Using stable isotope analysis to validate effective trophic levels from Ecopath models of areas closed and open to shrimp trawling in Core Sound, NC, USA
Rebecca A. Deehr Joseph J. Luczkovich Kevin J. Hart Lisa M. Clough Beverly J. Johnson Jeffrey C. Johnson
We used stable isotope ratios of nitrogen (15N/14N) as a validation tool for determining the accuracy of the effective trophic levels computed in network analysis models for Core Sound, North Carolina..

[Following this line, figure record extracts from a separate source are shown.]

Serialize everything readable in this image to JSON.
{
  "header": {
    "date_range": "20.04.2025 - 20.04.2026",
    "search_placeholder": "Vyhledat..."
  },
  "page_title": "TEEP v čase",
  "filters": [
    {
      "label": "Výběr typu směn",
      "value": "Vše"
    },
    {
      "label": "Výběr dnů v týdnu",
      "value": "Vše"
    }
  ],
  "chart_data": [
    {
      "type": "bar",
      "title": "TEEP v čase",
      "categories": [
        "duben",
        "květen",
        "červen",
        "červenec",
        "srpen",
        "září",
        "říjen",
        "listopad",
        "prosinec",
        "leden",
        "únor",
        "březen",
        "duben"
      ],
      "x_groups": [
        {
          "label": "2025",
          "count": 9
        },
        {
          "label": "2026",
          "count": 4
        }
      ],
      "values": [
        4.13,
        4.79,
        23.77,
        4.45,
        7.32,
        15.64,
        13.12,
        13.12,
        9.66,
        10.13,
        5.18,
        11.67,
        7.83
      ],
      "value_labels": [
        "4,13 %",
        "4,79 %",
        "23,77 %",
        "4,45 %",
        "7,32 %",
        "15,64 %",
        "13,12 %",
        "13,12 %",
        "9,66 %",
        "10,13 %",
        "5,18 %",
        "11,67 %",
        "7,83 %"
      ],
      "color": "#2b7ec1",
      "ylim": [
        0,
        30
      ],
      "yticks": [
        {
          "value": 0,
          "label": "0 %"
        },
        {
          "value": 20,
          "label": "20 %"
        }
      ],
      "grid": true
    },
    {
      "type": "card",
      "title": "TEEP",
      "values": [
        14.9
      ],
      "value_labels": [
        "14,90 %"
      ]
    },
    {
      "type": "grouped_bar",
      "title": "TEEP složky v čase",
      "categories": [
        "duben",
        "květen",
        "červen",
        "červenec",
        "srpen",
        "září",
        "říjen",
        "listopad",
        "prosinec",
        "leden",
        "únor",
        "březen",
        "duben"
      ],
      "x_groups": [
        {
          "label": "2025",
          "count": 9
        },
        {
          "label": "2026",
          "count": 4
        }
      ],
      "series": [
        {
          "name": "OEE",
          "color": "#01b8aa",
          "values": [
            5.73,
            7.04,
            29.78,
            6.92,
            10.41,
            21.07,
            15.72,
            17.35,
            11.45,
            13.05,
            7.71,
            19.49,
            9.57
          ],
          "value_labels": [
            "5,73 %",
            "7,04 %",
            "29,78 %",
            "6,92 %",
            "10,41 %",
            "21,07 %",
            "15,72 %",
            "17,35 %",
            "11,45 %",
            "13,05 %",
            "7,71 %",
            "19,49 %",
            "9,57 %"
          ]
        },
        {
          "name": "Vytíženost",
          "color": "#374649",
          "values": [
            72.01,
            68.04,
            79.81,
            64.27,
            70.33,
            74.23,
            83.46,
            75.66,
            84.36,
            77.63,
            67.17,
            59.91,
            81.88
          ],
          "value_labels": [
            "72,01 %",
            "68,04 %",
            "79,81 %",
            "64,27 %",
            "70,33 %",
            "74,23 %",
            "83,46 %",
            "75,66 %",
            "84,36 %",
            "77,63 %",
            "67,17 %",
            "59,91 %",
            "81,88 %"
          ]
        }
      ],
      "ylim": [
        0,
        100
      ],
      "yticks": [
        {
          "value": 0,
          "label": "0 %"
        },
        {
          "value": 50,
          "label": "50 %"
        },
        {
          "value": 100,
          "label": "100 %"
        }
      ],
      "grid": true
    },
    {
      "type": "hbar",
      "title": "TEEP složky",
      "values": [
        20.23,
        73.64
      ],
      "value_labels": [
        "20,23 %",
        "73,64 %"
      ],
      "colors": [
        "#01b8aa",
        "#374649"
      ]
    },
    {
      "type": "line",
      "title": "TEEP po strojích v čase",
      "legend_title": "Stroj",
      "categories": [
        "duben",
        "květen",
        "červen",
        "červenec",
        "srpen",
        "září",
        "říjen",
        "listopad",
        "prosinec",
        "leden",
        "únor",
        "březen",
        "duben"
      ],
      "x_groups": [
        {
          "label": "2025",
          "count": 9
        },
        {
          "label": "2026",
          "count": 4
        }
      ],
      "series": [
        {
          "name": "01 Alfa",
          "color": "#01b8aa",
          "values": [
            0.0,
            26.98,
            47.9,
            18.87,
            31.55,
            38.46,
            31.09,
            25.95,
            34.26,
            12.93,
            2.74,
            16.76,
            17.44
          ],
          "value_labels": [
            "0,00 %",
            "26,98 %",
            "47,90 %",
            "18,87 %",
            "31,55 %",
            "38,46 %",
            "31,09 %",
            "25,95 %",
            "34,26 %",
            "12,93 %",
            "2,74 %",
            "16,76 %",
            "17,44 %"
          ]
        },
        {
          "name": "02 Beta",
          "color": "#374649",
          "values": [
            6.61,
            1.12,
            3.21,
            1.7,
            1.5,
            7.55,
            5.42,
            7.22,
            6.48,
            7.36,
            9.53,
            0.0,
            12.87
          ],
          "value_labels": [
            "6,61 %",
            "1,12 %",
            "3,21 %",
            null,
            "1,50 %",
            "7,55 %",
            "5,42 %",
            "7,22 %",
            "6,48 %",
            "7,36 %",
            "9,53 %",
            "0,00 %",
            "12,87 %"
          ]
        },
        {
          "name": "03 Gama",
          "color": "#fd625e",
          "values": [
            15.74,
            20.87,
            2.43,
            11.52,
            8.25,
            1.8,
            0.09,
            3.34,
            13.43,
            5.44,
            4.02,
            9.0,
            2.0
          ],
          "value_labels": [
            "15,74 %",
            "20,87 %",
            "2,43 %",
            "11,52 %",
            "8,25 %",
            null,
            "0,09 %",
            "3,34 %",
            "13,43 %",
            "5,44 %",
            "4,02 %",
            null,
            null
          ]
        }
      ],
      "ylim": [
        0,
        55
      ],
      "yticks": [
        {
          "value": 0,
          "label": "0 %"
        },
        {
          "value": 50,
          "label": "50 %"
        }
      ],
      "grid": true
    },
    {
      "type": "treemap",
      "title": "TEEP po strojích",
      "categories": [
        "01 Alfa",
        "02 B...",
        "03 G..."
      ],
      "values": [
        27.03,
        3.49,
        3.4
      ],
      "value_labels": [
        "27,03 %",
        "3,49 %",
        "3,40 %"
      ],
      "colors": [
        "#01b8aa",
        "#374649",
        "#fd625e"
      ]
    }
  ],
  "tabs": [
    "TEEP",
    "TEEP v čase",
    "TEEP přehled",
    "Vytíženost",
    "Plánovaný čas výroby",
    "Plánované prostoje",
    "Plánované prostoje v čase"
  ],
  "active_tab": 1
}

We used stable isotope ratios of nitrogen (15N/14N) as a validation tool for determining the accuracy of the effective trophic levels computed in network analysis models for Core Sound, North Carolina, USA. Ecological network models (using Ecopath) were assembled for two trawling management areas, closed areas where shrimp trawling has been restricted for 30 years, and open trawling areas within the estuary. Effective trophic levels (ETLs) were computed from the two Ecopath models and compared with δ15N values measured from the same species at the same time in the two areas. Comparisons of ETLs between species compartments of the two models were very similar, and ETLs were positively related to δ15N values. Linear regression of ETL as a predictor of δ15N value was highly significant (R2 = 0.50, p > 0.00001), suggesting that δ15N values increase by 2.52‰ per trophic level. This increase in δ15N value agrees well with a recent global meta-analysis of nitrogen fractionation estimates. There was no significant difference in δ15N values between trawling zones over all species examined, although there were significantly higher δ15N values in the areas open to trawling for certain species of fish (pinfish, spot) and invertebrate (blue crabs). Atlantic menhaden, which feed on detritus and zooplankton, had much higher δ15N values than the Ecopath ETL and δ15N regression model predicted (large studentized residuals), suggesting that Ecopath incorrectly computes the trophic level of animals that consume dead material (in our model, detritus and shrimp trawl bycatch species). Shrimp trawl bycatch species are mostly pinfish, spot and blue crabs, with ETLs of 2.5 or higher, but are inappropriately assumed to be at trophic level 1 when dead in Ecopath. Despite this discrepancy for some species of detritivores and scavengers, we conclude that this Ecopath network model of Core Sound is reliable and predicts with good accuracy the shifts and changes in trophic level and diet as measured by stable isotopes and observed in diet studies. The Core Sound network model will be a useful approach when predicting impacts in the ecosystem due to changes in trawling or other fisheries management decisions.